Carter’s 1977 inaugural included more history, but the overall politics of his administration stand out as especially immediate compared with others around the same time. An obsession with FDR’s accomplishments fueled LBJ’s ambition. Reconnecting with old constitutional values underpinned the “Reagan revolution.”
In contrast, Carter was trying new things: a new infusion of morality into foreign and domestic policy, ethics in government, attention to energy and environmentalism. Carter and his advisers didn’t invent any of these things, of course, but they were rarely presented in terms of past precedent or tradition. There is something about the disjunctive presidency — the problems it faces and the tools it has to address them — that defies the comfort of history.
And who is more immediate — less historically oriented — than Trump? (Between when I drafted this and when I posted it, this happened.) His challenges in recalling and contextualizing basic facts of US history have been well-documented by writers of varying degrees of smugness, and there’s no need for me to rehash them at length here. However, ideological differences are worth pointing out.
Carter and Hoover were both coming from essentially progressive traditions, in the sense that both traditions were rooted in looser readings of the Constitution and in the use of government to address the problems of a changing society — to expand rights and adapt the economy to industrial pressures and environmental concerns. Trump’s message — and that of the party he now leads — is more preservationist. The idea of the original Constitution is a potent symbol for the conservative movement.
This particular combination is a challenge — what does it mean to preserve the nation’s greatness without specific reference to the Constitution, the nation’s founders, or the iconic figures of our political tradition?

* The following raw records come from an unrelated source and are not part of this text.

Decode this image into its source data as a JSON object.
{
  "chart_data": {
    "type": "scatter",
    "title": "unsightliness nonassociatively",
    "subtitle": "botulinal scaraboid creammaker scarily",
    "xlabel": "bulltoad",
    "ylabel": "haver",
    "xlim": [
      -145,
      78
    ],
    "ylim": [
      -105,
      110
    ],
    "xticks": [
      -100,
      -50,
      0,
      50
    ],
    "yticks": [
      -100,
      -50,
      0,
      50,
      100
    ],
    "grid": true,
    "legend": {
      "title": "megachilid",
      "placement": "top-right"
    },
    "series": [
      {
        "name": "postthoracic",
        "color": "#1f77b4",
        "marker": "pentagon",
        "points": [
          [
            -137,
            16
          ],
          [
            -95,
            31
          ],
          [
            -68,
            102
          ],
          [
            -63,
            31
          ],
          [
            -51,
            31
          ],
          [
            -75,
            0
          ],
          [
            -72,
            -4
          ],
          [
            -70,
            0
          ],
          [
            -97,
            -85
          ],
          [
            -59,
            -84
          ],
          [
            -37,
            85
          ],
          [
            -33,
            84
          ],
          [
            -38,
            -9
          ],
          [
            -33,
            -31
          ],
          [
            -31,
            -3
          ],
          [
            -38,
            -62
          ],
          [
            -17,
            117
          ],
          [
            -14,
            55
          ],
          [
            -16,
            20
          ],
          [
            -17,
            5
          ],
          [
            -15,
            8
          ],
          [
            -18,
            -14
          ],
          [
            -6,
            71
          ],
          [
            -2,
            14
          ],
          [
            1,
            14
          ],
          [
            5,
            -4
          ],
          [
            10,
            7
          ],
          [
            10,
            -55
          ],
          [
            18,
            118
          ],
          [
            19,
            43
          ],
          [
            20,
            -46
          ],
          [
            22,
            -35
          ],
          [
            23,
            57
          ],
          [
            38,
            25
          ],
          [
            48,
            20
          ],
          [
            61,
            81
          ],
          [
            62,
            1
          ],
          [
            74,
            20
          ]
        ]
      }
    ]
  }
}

We have more than 1,000 days left to find out. Placing Trump in the long, winding story of presidential trial and error would certainly be comforting. The facts of his presidency defy such classification — both those specific to him and those that mark him as a possible disjunctive leader. At 100 days, for every aspect of Trump’s presidency that looks like a typical new executive or a standard Republican, we get at least one thing that reminds us how little he is tethered to party, ideology, or governing traditions. The familiar 100 days patter might bring a little relief, but it can only do so much.